France passes tax on tech giants despite US threats
France has approved a digital services tax despite threats of retaliation by the US, which argues that it unfairly targets American tech giants.
The 3% tax will be levied on sales generated in France by multinational firms like Google and Facebook.
The French government has argued that such firms headquartered outside the country pay little or no tax.
The US administration has ordered an inquiry into the move - which could result in retaliatory tariffs.
The new tax was approved by the French senate on Thursday, a week after it was passed by the lower house, the National Assembly.
Any digital company with revenue of more than €750m ($850m; £670m) - of which at least €25m is generated in France - would be subject to the levy.
It will be retroactively applied from early 2019, and is expected to raise about €400m this year.
Why target tech giants?
At present, they are able to pay little or no corporate tax in countries where they do not have a large physical presence. They declare most of their profits where they are headquartered.
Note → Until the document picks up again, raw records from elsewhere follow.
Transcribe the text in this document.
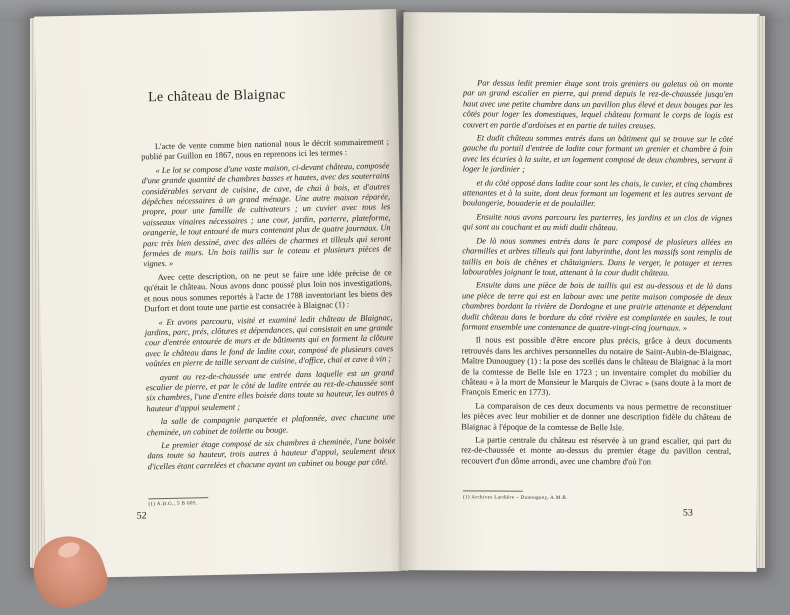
Le château de Blaignac

L'acte de vente comme bien national nous le décrit sommairement ; publié par Guillon en 1867, nous en reprenons ici les termes :

« Le lot se compose d'une vaste maison, ci-devant château, composée d'une grande quantité de chambres basses et hautes, avec des souterrains considérables servant de cuisine, de cave, de chai à bois, et d'autres dépêches nécessaires à un grand ménage. Une autre maison réparée, propre, pour une famille de cultivateurs ; un cuvier avec tous les vaisseaux vinaires nécessaires ; une cour, jardin, parterre, plateforme, orangerie, le tout entouré de murs contenant plus de quatre journaux. Un parc très bien dessiné, avec des allées de charmes et tilleuls qui seront fermées de murs. Un bois taillis sur le coteau et plusieurs pièces de vignes. »

Avec cette description, on ne peut se faire une idée précise de ce qu'était le château. Nous avons donc poussé plus loin nos investigations, et nous nous sommes reportés à l'acte de 1788 inventoriant les biens des Durfort et dont toute une partie est consacrée à Blaignac (1) :

« Et avons parcouru, visité et examiné ledit château de Blaignac, jardins, parc, prés, clôtures et dépendances, qui consistait en une grande cour d'entrée entourée de murs et de bâtiments qui en forment la clôture avec le château dans le fond de ladite cour, composé de plusieurs caves voûtées en pierre de taille servant de cuisine, d'office, chai et cave à vin ;

ayant au rez-de-chaussée une entrée dans laquelle est un grand escalier de pierre, et par le côté de ladite entrée au rez-de-chaussée sont six chambres, l'une d'entre elles boisée dans toute sa hauteur, les autres à hauteur d'appui seulement ;

la salle de compagnie parquetée et plafonnée, avec chacune une cheminée, un cabinet de toilette ou bouge.

Le premier étage composé de six chambres à cheminée, l'une boisée dans toute sa hauteur, trois autres à hauteur d'appui, seulement deux d'icelles étant carrelées et chacune ayant un cabinet ou bouge par côté.

(1) A.D.G., 5 B 605.
52

Par dessus ledit premier étage sont trois greniers ou galetas où on monte par un grand escalier en pierre, qui prend depuis le rez-de-chaussée jusqu'en haut avec une petite chambre dans un pavillon plus élevé et deux bouges par les côtés pour loger les domestiques, lequel château formant le corps de logis est couvert en partie d'ardoises et en partie de tuiles creuses.

Et dudit château sommes entrés dans un bâtiment qui se trouve sur le côté gauche du portail d'entrée de ladite cour formant un grenier et chambre à foin avec les écuries à la suite, et un logement composé de deux chambres, servant à loger le jardinier ;

et du côté opposé dans ladite cour sont les chais, le cuvier, et cinq chambres attenantes et à la suite, dont deux formant un logement et les autres servant de boulangerie, bouaderie et de poulailler.

Ensuite nous avons parcouru les parterres, les jardins et un clos de vignes qui sont au couchant et au midi dudit château.

De là nous sommes entrés dans le parc composé de plusieurs allées en charmilles et arbres tilleuls qui font labyrinthe, dont les massifs sont remplis de taillis en bois de chênes et châtaigniers. Dans le verger, le potager et terres labourables joignant le tout, attenant à la cour dudit château.

Ensuite dans une pièce de bois de taillis qui est au-dessous et de là dans une pièce de terre qui est en labour avec une petite maison composée de deux chambres bordant la rivière de Dordogne et une prairie attenante et dépendant dudit château dans le bordure du côté rivière est complantée en saules, le tout formant ensemble une contenance de quatre-vingt-cinq journaux. »

Il nous est possible d'être encore plus précis, grâce à deux documents retrouvés dans les archives personnelles du notaire de Saint-Aubin-de-Blaignac, Maître Dunouguey (1) : la pose des scellés dans le château de Blaignac à la mort de la comtesse de Belle Isle en 1723 ; un inventaire complet du mobilier du château « à la mort de Monsieur le Marquis de Civrac » (sans doute à la mort de François Emeric en 1773).

La comparaison de ces deux documents va nous permettre de reconstituer les pièces avec leur mobilier et de donner une description fidèle du château de Blaignac à l'époque de la comtesse de Belle Isle.

La partie centrale du château est réservée à un grand escalier, qui part du rez-de-chaussée et monte au-dessus du premier étage du pavillon central, recouvert d'un dôme arrondi, avec une chambre d'où l'on

(1) Archives Lardière – Dunouguey, A.M.B.
53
The European Commission estimates that on average traditional businesses face a 23% tax rate on their profits within the EU, while internet companies typically pay 8% or 9%.
France has long argued that taxes should be based on digital, not just physical presence. It announced its own tax on big technology firms last year after EU-wide efforts stalled.
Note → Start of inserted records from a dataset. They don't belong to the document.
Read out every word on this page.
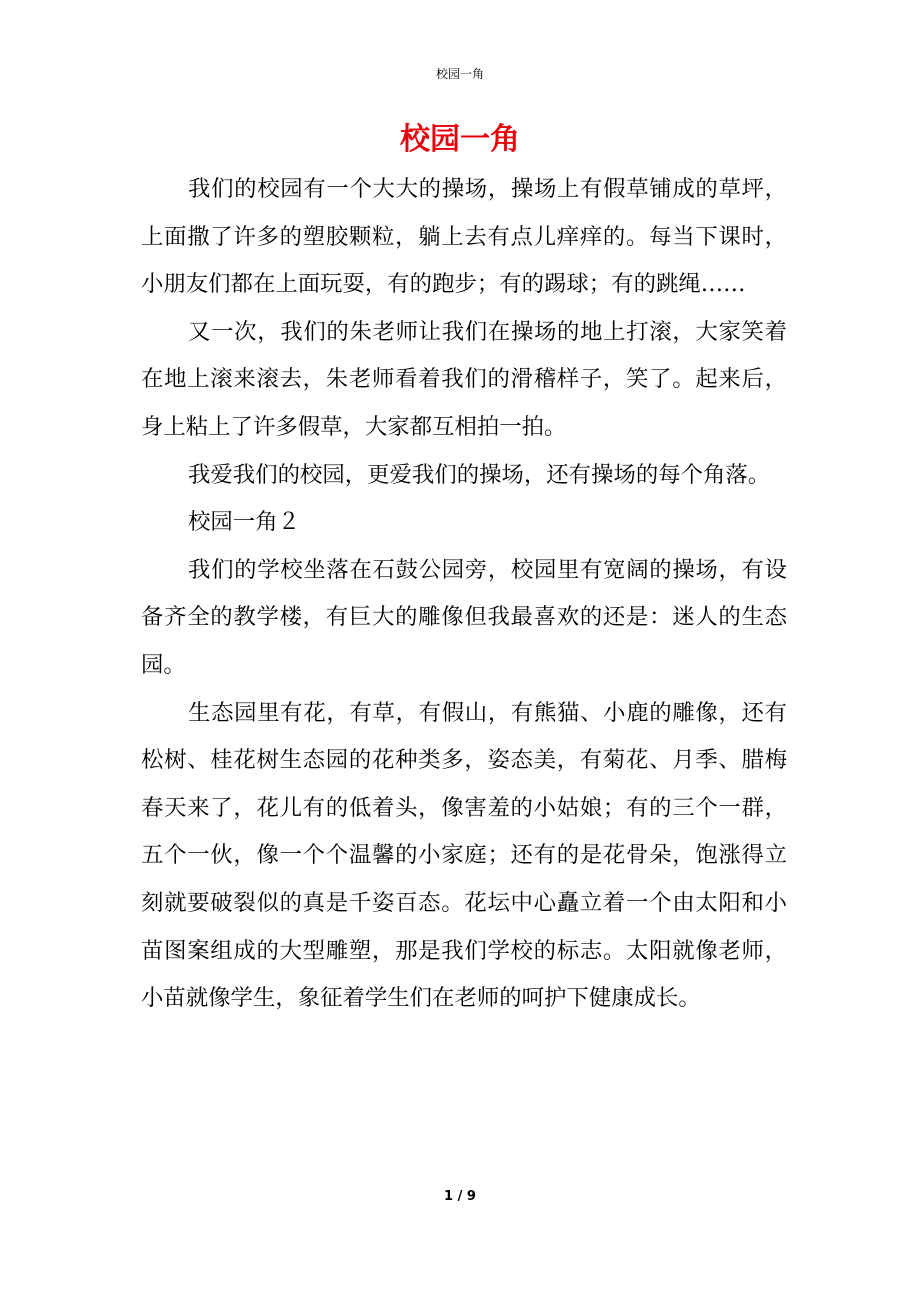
校园一角
校园一角

我们的校园有一个大大的操场，操场上有假草铺成的草坪，上面撒了许多的塑胶颗粒，躺上去有点儿痒痒的。每当下课时，小朋友们都在上面玩耍，有的跑步；有的踢球；有的跳绳……

又一次，我们的朱老师让我们在操场的地上打滚，大家笑着在地上滚来滚去，朱老师看着我们的滑稽样子，笑了。起来后，身上粘上了许多假草，大家都互相拍一拍。

我爱我们的校园，更爱我们的操场，还有操场的每个角落。

校园一角２

我们的学校坐落在石鼓公园旁，校园里有宽阔的操场，有设备齐全的教学楼，有巨大的雕像但我最喜欢的还是：迷人的生态园。

生态园里有花，有草，有假山，有熊猫、小鹿的雕像，还有松树、桂花树生态园的花种类多，姿态美，有菊花、月季、腊梅春天来了，花儿有的低着头，像害羞的小姑娘；有的三个一群，五个一伙，像一个个温馨的小家庭；还有的是花骨朵，饱涨得立刻就要破裂似的真是千姿百态。花坛中心矗立着一个由太阳和小苗图案组成的大型雕塑，那是我们学校的标志。太阳就像老师，小苗就像学生，象征着学生们在老师的呵护下健康成长。

1 / 9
An EU levy would require consensus among members, but Ireland, the Czech Republic, Sweden and Finland raised objections.
France's new 3% tax will be based on sales made in the country, rather than on profits.
About 30 companies will pay it - mostly US groups such as Alphabet, Apple, Facebook, Amazon and Microsoft. Chinese, German, Spanish and British firms are also affected, as well as the French online advertising firm Criteo.
The French government says the tax will end if a similar measure is agreed internationally.
The big tech companies have argued they are complying with national and international tax laws.